Come nulla…

I fatti si spengono al limitare della costa, travolti dal profumo tenue del mare, che si spinge nell’immaginario del camminante sulla terra ferma. Una città ed i suoi contorni si slanciano nella sofficità delle nuvole, che oramai hanno preso l’abitudine al rosa. Le storie formano la stabilità identitaria, in un continuo brusio di voci sussurrate che, dal cavallo alla ruota, corrono lunghe le strade. Il mio punto di vista è solo un momento che poi si disperde nel ceruleo sguardo dei molti.

Come al solito, la discussione si protrae oltre gli orari notturni, intrufolandosi nel chiarore del mattino, accompagnata dai primi suoni del risveglio. Le parole, sgranate con una corte di significato, riempiono il vuoto che resta del discorso, mentre gli sguardi accigliati si ritirano per un lungo sonno. È consuetudine ritrovarsi nella bettola di turno, dove, tra l’odore di muffa delle bottiglie invecchiate, si creano sinfonie con racconti improbabili e utopie altrettanto evanescenti. I libri letti costituiscono uno sfondo che, una volta svelato, rimane incorruttibile dietro l’agire quotidiano. Sono una fonte di soccorso che di volta in volta supplisce all’inciampo del ragionamento.

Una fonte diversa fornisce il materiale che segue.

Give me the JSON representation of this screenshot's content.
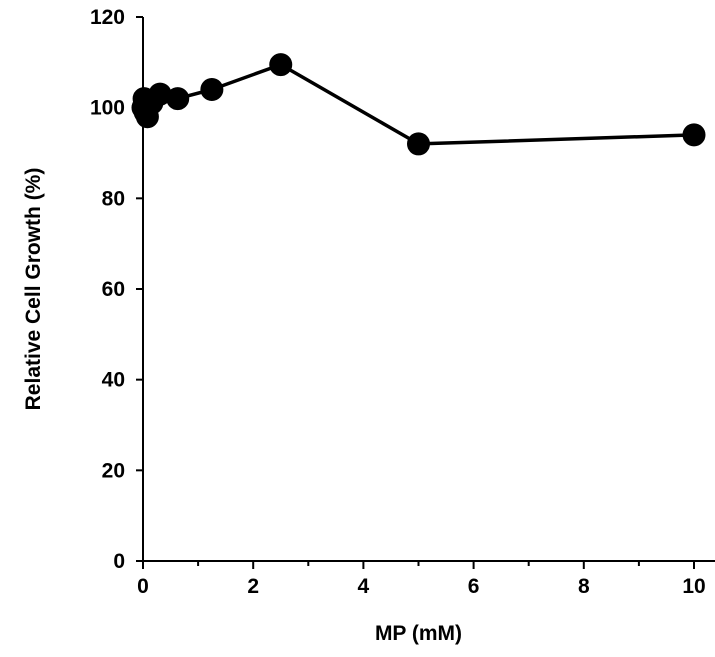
{
  "chart_data": {
    "type": "line",
    "title": "",
    "xlabel": "MP (mM)",
    "ylabel": "Relative Cell Growth (%)",
    "xlim": [
      0,
      10
    ],
    "ylim": [
      0,
      120
    ],
    "x_ticks": [
      0,
      2,
      4,
      6,
      8,
      10
    ],
    "y_ticks": [
      0,
      20,
      40,
      60,
      80,
      100,
      120
    ],
    "x_minor_ticks": [
      1,
      3,
      5,
      7,
      9
    ],
    "grid": false,
    "legend": "none",
    "series": [
      {
        "color": "#000000",
        "marker": "circle",
        "x": [
          0,
          0.02,
          0.04,
          0.08,
          0.16,
          0.31,
          0.63,
          1.25,
          2.5,
          5,
          10
        ],
        "y": [
          100,
          102,
          99,
          98,
          101,
          103,
          102,
          104,
          109.5,
          92,
          94
        ]
      }
    ]
  }
}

L’idea è la solita che si aggira da sempre: “È possibile tra gli esseri umani fare a meno della violenza?” Ci hanno provato gli anarchici a dare una risposta in modo utopistico, prefigurando uno scenario futuro in cui si sono mischiati alla volontà di potenza di cambiare anche con violenza le cose. Di fatto, nella rigidità della separazione tra oggetti, natura vegetale o animale, uomini e dèi, la violenza è di casa, perché non c’è modo di muoversi senza urtare un qualcos’altro. Non credo che sia impossibile uscire dal dilemma, ma per prima cosa serve eliminare la ricchezza dei beni come concetto, in favore di una cooperazione e distribuzione dei beni di sussistenza. Come quattro vecchietti al bar, si può discutere di tutto. Quando rimane poco da temere, le idee si rischiarano nel graffio ruvido della nudità. In effetti, le vite di milioni di persone presentano una variabilità infinita, ma le idee che attecchiscono nella fioritura del tempo non sono molte. La cultura guida il gioco della massa in un recinto ristretto, obbligando le persone a guardarsi e a giudicarsi. I concetti sono posti sul tavolo come un carico che si amplifica nel rimbalzo della discussione e nella soddisfazione di sentirsi a casa.

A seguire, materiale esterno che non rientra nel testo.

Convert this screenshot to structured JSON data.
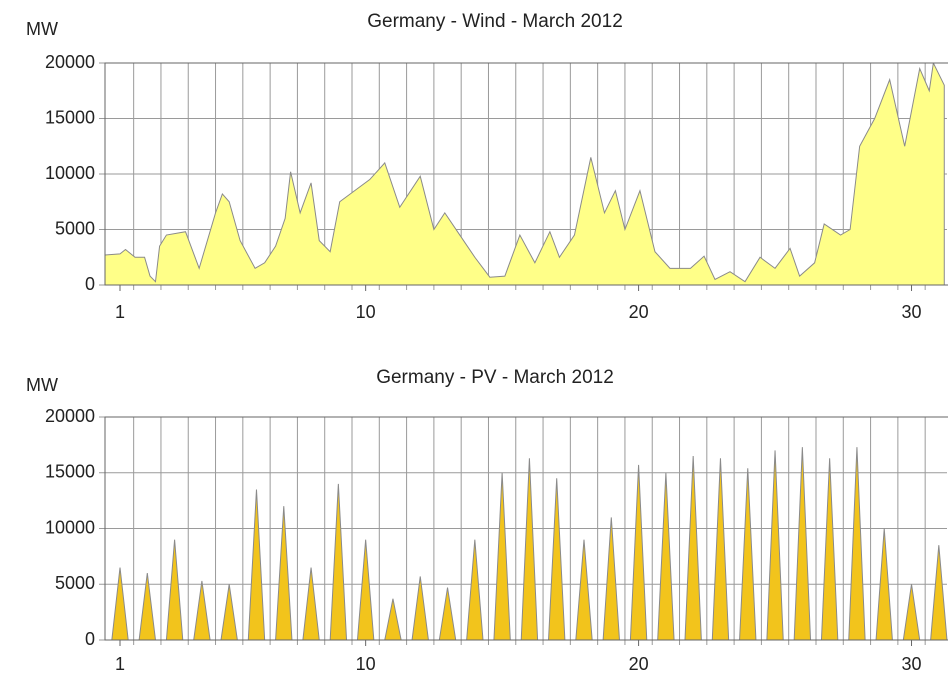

Come nulla, le camicie vengono piegate sapientemente da una tradizione che si perpetua tra gesti simili e contemporaneamente diversi. Lineamenti invisibili collegano la progenie, che cerca di mantenere, per quel che può, una descrizione del mondo più o meno accettabile per chi si affaccia alla mortalità. Forse non è necessario, per esistere, accettare l’esistenza, ma di fatto nessuno si ribella, e la via è occlusa verso una possibilità altra di stare nel mondo o nel non-mondo, nel tutto o nel niente, o in ciò che è innominabile. Un testimone o un sussurro potrebbero indicare la svolta verso l’altrove, che non si arena su nessuna parola data.

Da bambino, bastava poco per aprire nella fenditura dell’aria un cosmo inesplorato e sparire per ore, fino a essere ritrovati dalle braccia di una madre dubbiosa su dove fossi stato. Con il tempo, la fretta ha lasciato in sospeso tutte le fenditure che a volte ti rapiscono in un breve viaggio lungo l’impossibile, che però ha il sapore della verità. Ti vengo a trovare sempre più spesso quando non te ne accorgi; il mio amore è diventato silenzioso e furtivo. Uno sguardo si posa mentre l’altro è in procinto di una svolta, un bacio mentre l’altro scivola nel sonno, cullato solo dalla presenza sicura.